Forth Ports, the Scottish ports-to-property business, yesterday unveiled a 38% surge in underlying pre-tax profit and said it had deferred almost 70% of its spending on property development because of the downturn in the market.
Forth Ports, the Scottish ports-to-property business, yesterday unveiled a 38% surge in underlying pre-tax profit and said it had deferred almost 70% of its spending on property development because of the downturn in the market.
However, Charles Hammond, Forth's chief executive, said he "didn't believe it will have a any impact" on the regeneration of the Edinburgh waterfront, the company's main project, at which nearly 16,000 homes are planned over the next 30 years.
Under the plan, nine so-called urban villages will be created, with the first to be placed beside Ocean Terminal. Along with housing, the new community will feature a range of leisure, retail and commercial developments - all of which is expected to attract some £6bn worth of private investment.
Hammond yesterday said: "It's not a short-term project, it's 25 to 30 years, so the current downturn does not give us cause for concern."
He said Forth had deferred between 60% to 70% of its property infrastructure spending because of the market downturn, and that it has delayed around £40m of spending on projects until at least 2010.
Hammond said: "This is not a cancellation, but simply a savvy business decision. We will still spend £10m a year.
"We are deferring infrastructure spend in light of market conditions."
Meanwhile, the decline in value of its property assets reduced the company's pre-tax profit for the six months to the end of June to £9m, compared with £12m last time.
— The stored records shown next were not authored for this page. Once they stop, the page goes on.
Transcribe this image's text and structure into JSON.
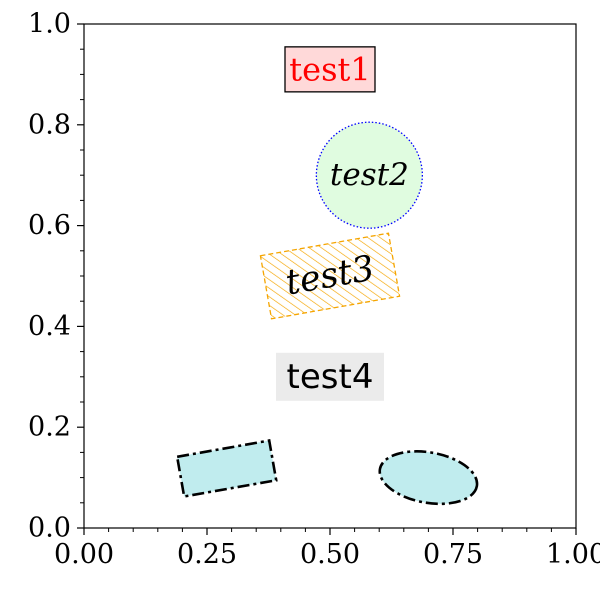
{
  "chart_data": {
    "type": "scatter",
    "title": "",
    "xlabel": "",
    "ylabel": "",
    "xlim": [
      0.0,
      1.0
    ],
    "ylim": [
      0.0,
      1.0
    ],
    "grid": false,
    "xticks": [
      0.0,
      0.25,
      0.5,
      0.75,
      1.0
    ],
    "xtick_labels": [
      "0.00",
      "0.25",
      "0.50",
      "0.75",
      "1.00"
    ],
    "yticks": [
      0.0,
      0.2,
      0.4,
      0.6,
      0.8,
      1.0
    ],
    "ytick_labels": [
      "0.0",
      "0.2",
      "0.4",
      "0.6",
      "0.8",
      "1.0"
    ],
    "annotations": [
      {
        "text": "test1",
        "x": 0.5,
        "y": 0.91,
        "box": "rectangle",
        "text_color": "#ff0000",
        "face_color": "#ffd9d9",
        "edge_color": "#000000",
        "font": "serif"
      },
      {
        "text": "test2",
        "x": 0.58,
        "y": 0.7,
        "box": "circle",
        "text_color": "#000000",
        "face_color": "#e0fce0",
        "edge_color": "#0000ff",
        "edge_style": "dotted",
        "font": "serif-italic"
      },
      {
        "text": "test3",
        "x": 0.5,
        "y": 0.5,
        "box": "hatched-rectangle",
        "rotation": 10,
        "text_color": "#000000",
        "hatch_color": "#f5a500",
        "font": "serif-italic"
      },
      {
        "text": "test4",
        "x": 0.5,
        "y": 0.3,
        "box": "rectangle",
        "text_color": "#000000",
        "face_color": "#ebebeb",
        "font": "sans"
      }
    ],
    "patches": [
      {
        "shape": "rectangle",
        "center": [
          0.29,
          0.118
        ],
        "width": 0.19,
        "height": 0.08,
        "rotation": 10,
        "face_color": "#c0ecee",
        "edge_color": "#000000",
        "linestyle": "dashdot"
      },
      {
        "shape": "ellipse",
        "center": [
          0.7,
          0.1
        ],
        "width": 0.2,
        "height": 0.1,
        "rotation": -10,
        "face_color": "#c0ecee",
        "edge_color": "#000000",
        "linestyle": "dashdot"
      }
    ]
  }
}
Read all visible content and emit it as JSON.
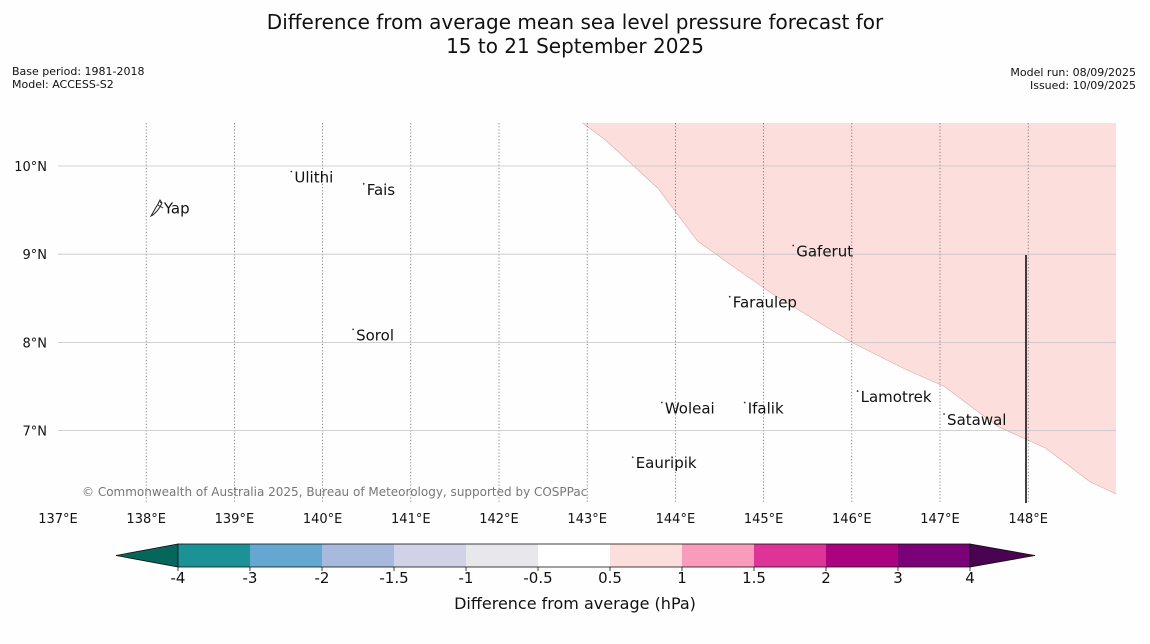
{
  "title": {
    "line1": "Difference from average mean sea level pressure forecast for",
    "line2": "15 to 21 September 2025"
  },
  "meta_left": {
    "base_period": "Base period: 1981-2018",
    "model": "Model: ACCESS-S2"
  },
  "meta_right": {
    "model_run": "Model run: 08/09/2025",
    "issued": "Issued: 10/09/2025"
  },
  "map": {
    "lon_ticks": [
      {
        "lon": 137,
        "label": "137°E"
      },
      {
        "lon": 138,
        "label": "138°E"
      },
      {
        "lon": 139,
        "label": "139°E"
      },
      {
        "lon": 140,
        "label": "140°E"
      },
      {
        "lon": 141,
        "label": "141°E"
      },
      {
        "lon": 142,
        "label": "142°E"
      },
      {
        "lon": 143,
        "label": "143°E"
      },
      {
        "lon": 144,
        "label": "144°E"
      },
      {
        "lon": 145,
        "label": "145°E"
      },
      {
        "lon": 146,
        "label": "146°E"
      },
      {
        "lon": 147,
        "label": "147°E"
      },
      {
        "lon": 148,
        "label": "148°E"
      }
    ],
    "lat_ticks": [
      {
        "lat": 10,
        "label": "10°N"
      },
      {
        "lat": 9,
        "label": "9°N"
      },
      {
        "lat": 8,
        "label": "8°N"
      },
      {
        "lat": 7,
        "label": "7°N"
      }
    ],
    "places": [
      {
        "name": "Yap",
        "lon": 138.2,
        "lat": 9.52
      },
      {
        "name": "Ulithi",
        "lon": 139.68,
        "lat": 9.87
      },
      {
        "name": "Fais",
        "lon": 140.5,
        "lat": 9.73
      },
      {
        "name": "Gaferut",
        "lon": 145.37,
        "lat": 9.03
      },
      {
        "name": "Faraulep",
        "lon": 144.65,
        "lat": 8.45
      },
      {
        "name": "Sorol",
        "lon": 140.38,
        "lat": 8.08
      },
      {
        "name": "Woleai",
        "lon": 143.88,
        "lat": 7.25
      },
      {
        "name": "Ifalik",
        "lon": 144.82,
        "lat": 7.25
      },
      {
        "name": "Lamotrek",
        "lon": 146.1,
        "lat": 7.38
      },
      {
        "name": "Satawal",
        "lon": 147.08,
        "lat": 7.12
      },
      {
        "name": "Eauripik",
        "lon": 143.55,
        "lat": 6.63
      }
    ],
    "anomaly_region": {
      "value_range_hPa": [
        0.5,
        1
      ],
      "color": "#fcdedd",
      "boundary": [
        [
          142.93,
          10.5
        ],
        [
          143.2,
          10.3
        ],
        [
          143.8,
          9.75
        ],
        [
          144.25,
          9.15
        ],
        [
          144.6,
          8.9
        ],
        [
          145.1,
          8.55
        ],
        [
          146.0,
          8.0
        ],
        [
          146.6,
          7.7
        ],
        [
          147.05,
          7.5
        ],
        [
          147.65,
          7.05
        ],
        [
          148.2,
          6.8
        ],
        [
          148.7,
          6.42
        ],
        [
          149.0,
          6.28
        ]
      ]
    },
    "copyright": "© Commonwealth of Australia 2025, Bureau of Meteorology, supported by COSPPac"
  },
  "colorbar": {
    "label": "Difference from average (hPa)",
    "tick_labels": [
      "-4",
      "-3",
      "-2",
      "-1.5",
      "-1",
      "-0.5",
      "0.5",
      "1",
      "1.5",
      "2",
      "3",
      "4"
    ],
    "under_color": "#05675c",
    "over_color": "#4a0350",
    "bin_colors": [
      "#1b9296",
      "#64a8d1",
      "#a7badd",
      "#d0d2e7",
      "#e8e7ec",
      "#ffffff",
      "#fcdedd",
      "#f99cbb",
      "#dd3497",
      "#ad0280",
      "#7a0177"
    ]
  }
}
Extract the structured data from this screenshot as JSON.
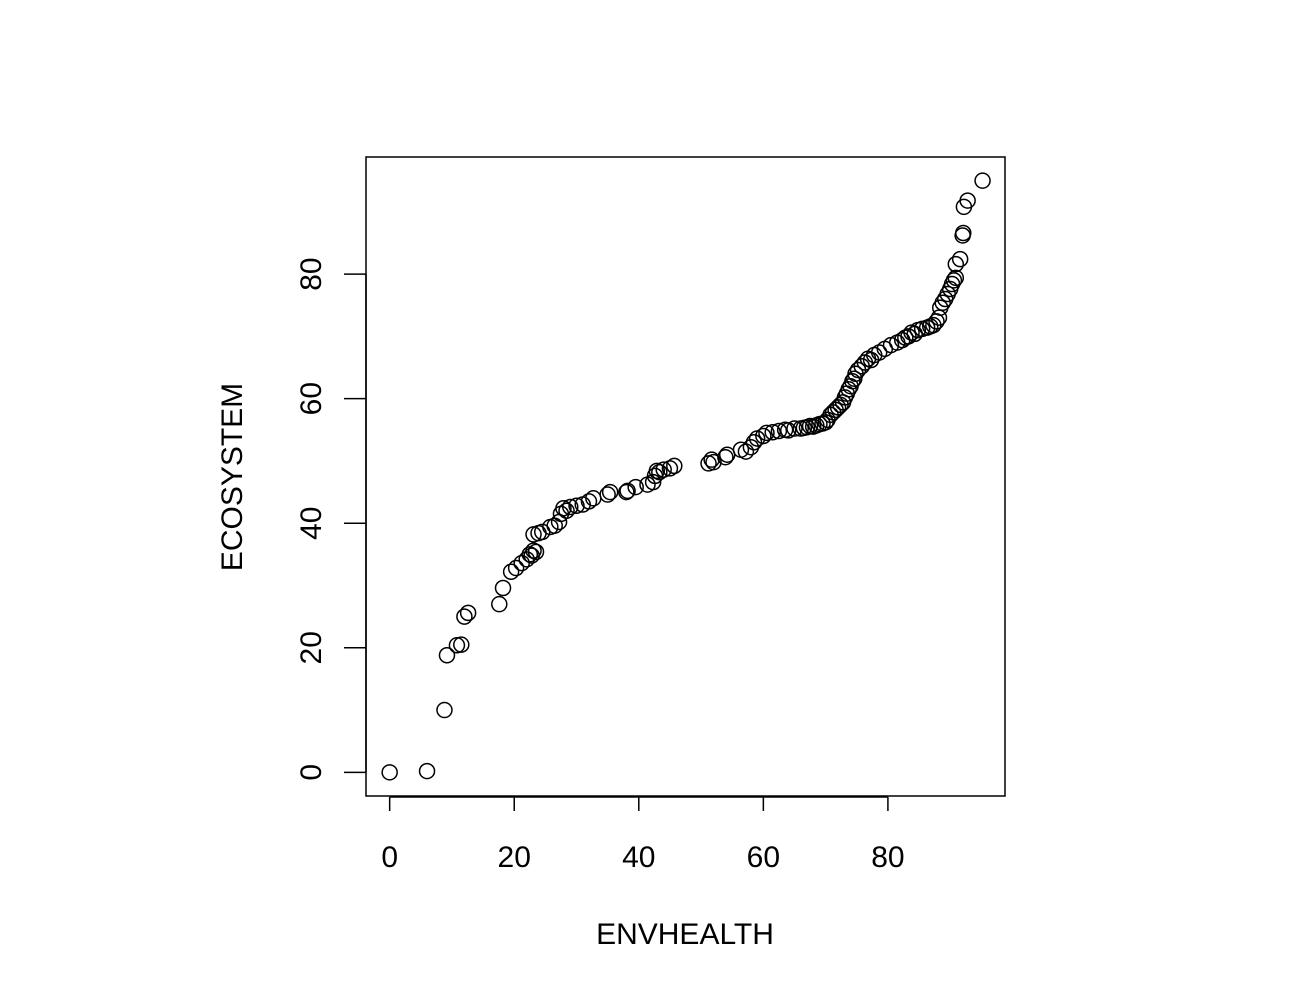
{
  "chart_data": {
    "type": "scatter",
    "title": "",
    "xlabel": "ENVHEALTH",
    "ylabel": "ECOSYSTEM",
    "xlim": [
      -3.8,
      98.8
    ],
    "ylim": [
      -3.8,
      98.8
    ],
    "x_ticks": [
      0,
      20,
      40,
      60,
      80
    ],
    "y_ticks": [
      0,
      20,
      40,
      60,
      80
    ],
    "x_tick_labels": [
      "0",
      "20",
      "40",
      "60",
      "80"
    ],
    "y_tick_labels": [
      "0",
      "20",
      "40",
      "60",
      "80"
    ],
    "grid": false,
    "legend": "none",
    "marker": "open-circle",
    "marker_color": "#000000",
    "points": [
      [
        0,
        0
      ],
      [
        6,
        0.2
      ],
      [
        8.8,
        10
      ],
      [
        9.2,
        18.8
      ],
      [
        10.8,
        20.4
      ],
      [
        11.5,
        20.5
      ],
      [
        12,
        25
      ],
      [
        12.6,
        25.6
      ],
      [
        17.6,
        27
      ],
      [
        18.2,
        29.6
      ],
      [
        19.5,
        32.2
      ],
      [
        20.3,
        32.8
      ],
      [
        21.2,
        33.6
      ],
      [
        22,
        34.2
      ],
      [
        22.5,
        35
      ],
      [
        22.8,
        34.8
      ],
      [
        23.1,
        35.6
      ],
      [
        23.5,
        35.4
      ],
      [
        23.1,
        38.2
      ],
      [
        23.9,
        38.4
      ],
      [
        24.5,
        38.6
      ],
      [
        25.8,
        39.4
      ],
      [
        26.5,
        39.6
      ],
      [
        27.2,
        40.2
      ],
      [
        27.5,
        41.5
      ],
      [
        27.9,
        42.4
      ],
      [
        28.4,
        42
      ],
      [
        29,
        42.6
      ],
      [
        30,
        42.8
      ],
      [
        31,
        43
      ],
      [
        32,
        43.5
      ],
      [
        32.7,
        44
      ],
      [
        35,
        44.6
      ],
      [
        35.4,
        45
      ],
      [
        38,
        45
      ],
      [
        38.2,
        45.2
      ],
      [
        39.5,
        45.8
      ],
      [
        41.4,
        46.2
      ],
      [
        42.3,
        46.6
      ],
      [
        42.6,
        47.6
      ],
      [
        42.9,
        48.4
      ],
      [
        43.3,
        48.2
      ],
      [
        44,
        48.6
      ],
      [
        45,
        48.8
      ],
      [
        45.7,
        49.2
      ],
      [
        51.2,
        49.6
      ],
      [
        51.7,
        50.2
      ],
      [
        52,
        49.8
      ],
      [
        53.9,
        50.6
      ],
      [
        54.2,
        51
      ],
      [
        56.4,
        51.8
      ],
      [
        57.2,
        51.5
      ],
      [
        58,
        52.2
      ],
      [
        58.5,
        53
      ],
      [
        59,
        53.6
      ],
      [
        60,
        54
      ],
      [
        60.5,
        54.5
      ],
      [
        61.5,
        54.6
      ],
      [
        62.5,
        54.8
      ],
      [
        63.5,
        55
      ],
      [
        64,
        54.9
      ],
      [
        65,
        55.2
      ],
      [
        66,
        55.2
      ],
      [
        66.5,
        55.3
      ],
      [
        67,
        55.4
      ],
      [
        67.5,
        55.6
      ],
      [
        68,
        55.5
      ],
      [
        68.5,
        55.7
      ],
      [
        69,
        55.9
      ],
      [
        69.5,
        56
      ],
      [
        70,
        56.2
      ],
      [
        70.3,
        56.6
      ],
      [
        70.8,
        57.4
      ],
      [
        71.2,
        57.8
      ],
      [
        71.6,
        58.2
      ],
      [
        72,
        58.6
      ],
      [
        72.4,
        59
      ],
      [
        72.8,
        59.4
      ],
      [
        73.1,
        60.2
      ],
      [
        73.4,
        60.8
      ],
      [
        73.7,
        61.5
      ],
      [
        74,
        62
      ],
      [
        74.3,
        62.8
      ],
      [
        74.6,
        63.2
      ],
      [
        74.8,
        64
      ],
      [
        75.2,
        64.6
      ],
      [
        75.8,
        65.2
      ],
      [
        76.3,
        65.8
      ],
      [
        76.8,
        66.4
      ],
      [
        77.3,
        66.2
      ],
      [
        77.8,
        67
      ],
      [
        78.6,
        67.4
      ],
      [
        79.5,
        68
      ],
      [
        80.5,
        68.6
      ],
      [
        81.5,
        69
      ],
      [
        82.3,
        69.4
      ],
      [
        82.8,
        69.8
      ],
      [
        83.3,
        70
      ],
      [
        83.8,
        70.6
      ],
      [
        84.3,
        70.4
      ],
      [
        84.8,
        71
      ],
      [
        85.5,
        71.2
      ],
      [
        86.3,
        71.4
      ],
      [
        86.8,
        71.6
      ],
      [
        87.3,
        71.8
      ],
      [
        87.8,
        72.4
      ],
      [
        88.2,
        73
      ],
      [
        88.4,
        74.6
      ],
      [
        88.8,
        75.4
      ],
      [
        89.2,
        76
      ],
      [
        89.6,
        76.8
      ],
      [
        90,
        77.6
      ],
      [
        90.3,
        78.4
      ],
      [
        90.6,
        79
      ],
      [
        90.9,
        79.4
      ],
      [
        90.9,
        81.6
      ],
      [
        91.6,
        82.4
      ],
      [
        92,
        86.2
      ],
      [
        92.1,
        86.6
      ],
      [
        92.2,
        90.8
      ],
      [
        92.8,
        91.8
      ],
      [
        95.2,
        95
      ]
    ]
  }
}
Nonetheless, stripping out the fall in property value, Forth Ports' first-half underlying pre-tax profit surged 38% to £16.5m on the back of a strong performance from the group's ports.
The company noted a strong performance at its flagship Thames port of Tilbury, reflecting the "benefit of secure contracts, better mix of cargo and tight cost control".
It also highlighted an improved performance at its Scottish ports. Forth owns and operates seven commercial ports in the UK including Tilbury, Dundee in the Firth of Tay and five on the Firth of Forth - Leith, Grangemouth, Rosyth, Methil and Burntisland. It also operates from Chatham in Kent under the Nordic banner. Group revenues climbed 21% to £90.1m Hammond also said the outcome of a key bid to be selected as the east Britain logistics hub for the London Olympics in 2012 was expected in the coming weeks.
He said the contract would have a "significant impact" on the performance of Tilbury if it were awarded, because Tilbury would be the hub for all construction traffic for the multi-billion-pound venture coming from the east.
"We're already benefiting from the London Olympics," he said. "We're sending barges of bricks from Tilbury to the Olympic site now."
Shares in Forth climbed 0.6%, or 10p, to 1698p.
Meanwhile, Hammond declined to comment on whether the resignation last week of the chairman and chief executive of troubled Australian investment bank Babcock & Brown, which owns 20% of Forth Ports, made a takeover of Forth less likely.